I grew up on the idea of speaking “proper” English and I had a “snobbish” attitude about it looking down my nose at those who did not speak the King’s English. In my early years as a teacher, I noticed that my students consistently made the same grammatical errors, and my perplexity sent me on a journey to find out why. What I learned about African-American English Vernacular (AAEV), was life changing. Contrary to rumors about Ebonics, we are a bi-lingual people. And so I accept that I have a mother tongue as well as a second learned language. And while I am fine with it, it doesn’t sit well with some of my family, friends or colleagues. It’s a constant battle to reconcile two tongues and be ok with it in front of non-black people.
Once I wanted to strangle a friend of mine in heated debated about the validity of AAEV. Although he acknowledged that it existed, and that he and his wife spoke it, it was adamant about his children not speaking it which was stupid because they live in to house with him and so they will absorb it as he did. I thought that his public denouncement of AAEV gave others permission to continue to devalue our culture.
Another time an upper middle class friend of mine, the daughter of a doctor back in the day when the title meant something, was irritated by my use of the vernacular “ax” in the front of a White woman. First of all, my sister drilled “ask” into my head as a child and I can remember a White woman remarking that I was the only Black person she ever heard actually say ask with a “k” sound and not an “x” sound. So, I was usually conscious of articulating the “k” sound, But I guess on that day during our three person wring group—the two of us and the instructor--I took off my educated cap and slipped into the comfort of the vernacular and committed the unthinkable.
It’s been years since the incident, but I can still feel the sting of her comment not because I said in front of a White woman but because I embarrassed a Black woman in front of a White woman.

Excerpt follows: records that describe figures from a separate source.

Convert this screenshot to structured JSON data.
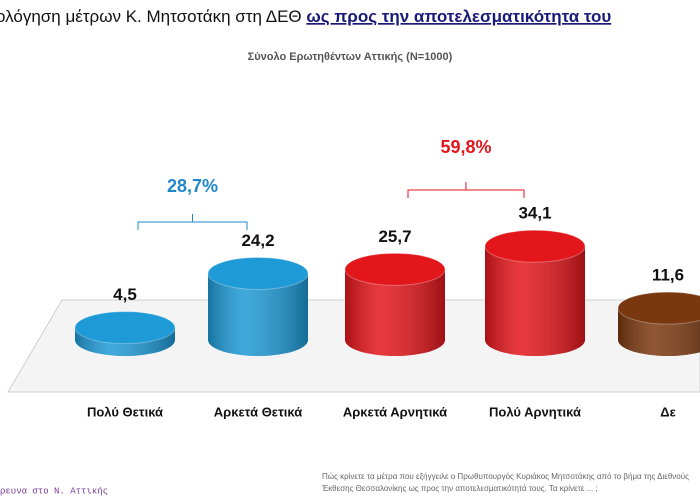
{
  "chart_data": {
    "type": "bar3d",
    "title": [
      "ολόγηση μέτρων Κ. Μητσοτάκη στη ΔΕΘ ",
      "ως προς την αποτελεσματικότητα του"
    ],
    "subtitle": "Σύνολο Ερωτηθέντων Αττικής (N=1000)",
    "categories": [
      "Πολύ Θετικά",
      "Αρκετά Θετικά",
      "Αρκετά Αρνητικά",
      "Πολύ Αρνητικά",
      "Δε"
    ],
    "values": [
      4.5,
      24.2,
      25.7,
      34.1,
      11.6
    ],
    "value_labels": [
      "4,5",
      "24,2",
      "25,7",
      "34,1",
      "11,6"
    ],
    "colors": [
      "#1e9ad6",
      "#1e9ad6",
      "#e3161b",
      "#e3161b",
      "#7a3810"
    ],
    "annotations": [
      {
        "text": "28,7%",
        "from": 0,
        "to": 1,
        "color": "#1e88c8"
      },
      {
        "text": "59,8%",
        "from": 2,
        "to": 3,
        "color": "#e3161b"
      }
    ],
    "footnote": [
      "Πώς κρίνετε τα μέτρα που εξήγγειλε ο Πρωθυπουργός Κυριάκος Μητσοτάκης από το βήμα της Διεθνούς",
      "Έκθεσης Θεσσαλονίκης ως προς την αποτελεσματικότητά τους. Τα κρίνετε ... ;"
    ],
    "source": "ρευνα στο Ν. Αττικής"
  }
}
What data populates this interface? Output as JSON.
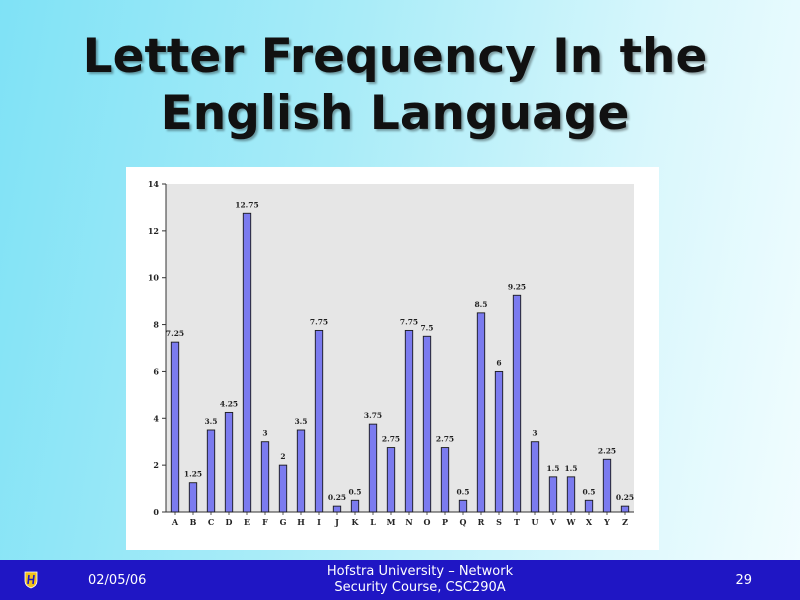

I am a teacher. I am a writer. I love words. I love language and I have grown to appreciate all of its varieties and I try to teach it that way. Language is constantly changing and evolving just as we are as people.
And language is only one obstacle to learning to love and not loath who we are as African-American people. Everything we do is under the microscope. As a child, I loved the TV show The Monkeys, and my nieces and I often monkey walked down the street. One year we went on a cruise, and it was Kerokee night. I wanted to do the Monkeys, but my niece refused. She said she would not give white people permission to call us apes when that’s what they thought of us anyway. I know people who won’t eat watermelon or bananas in the presence of non-white people. The list goes on as to what we won’t do to identify with being “too black” which translates into “ghetto” which translates into “niggerish”—non of which any self-respecting African American would want to be associated with.
It has taken time to be comfortable in my skin—all aspects of it. I’ve reached a place where I don’t care what others think because if a person is prejudiced or bigoted in any way, my actions will not change the feelings in their heart. So, when a foot-stomping, head bobbing, finger-snapping song comes on while I’m driving, I like to turn the radio up and sing and dance along. And for those who find my behavior deplorable because it feeds the beast—the stereotype of the singin’/dancin’ happy, but clueless Negro, I make no apologies for “neither acting my age nor my color.” I’m not tiptoeing around stereotypes; I’m living my life out loud.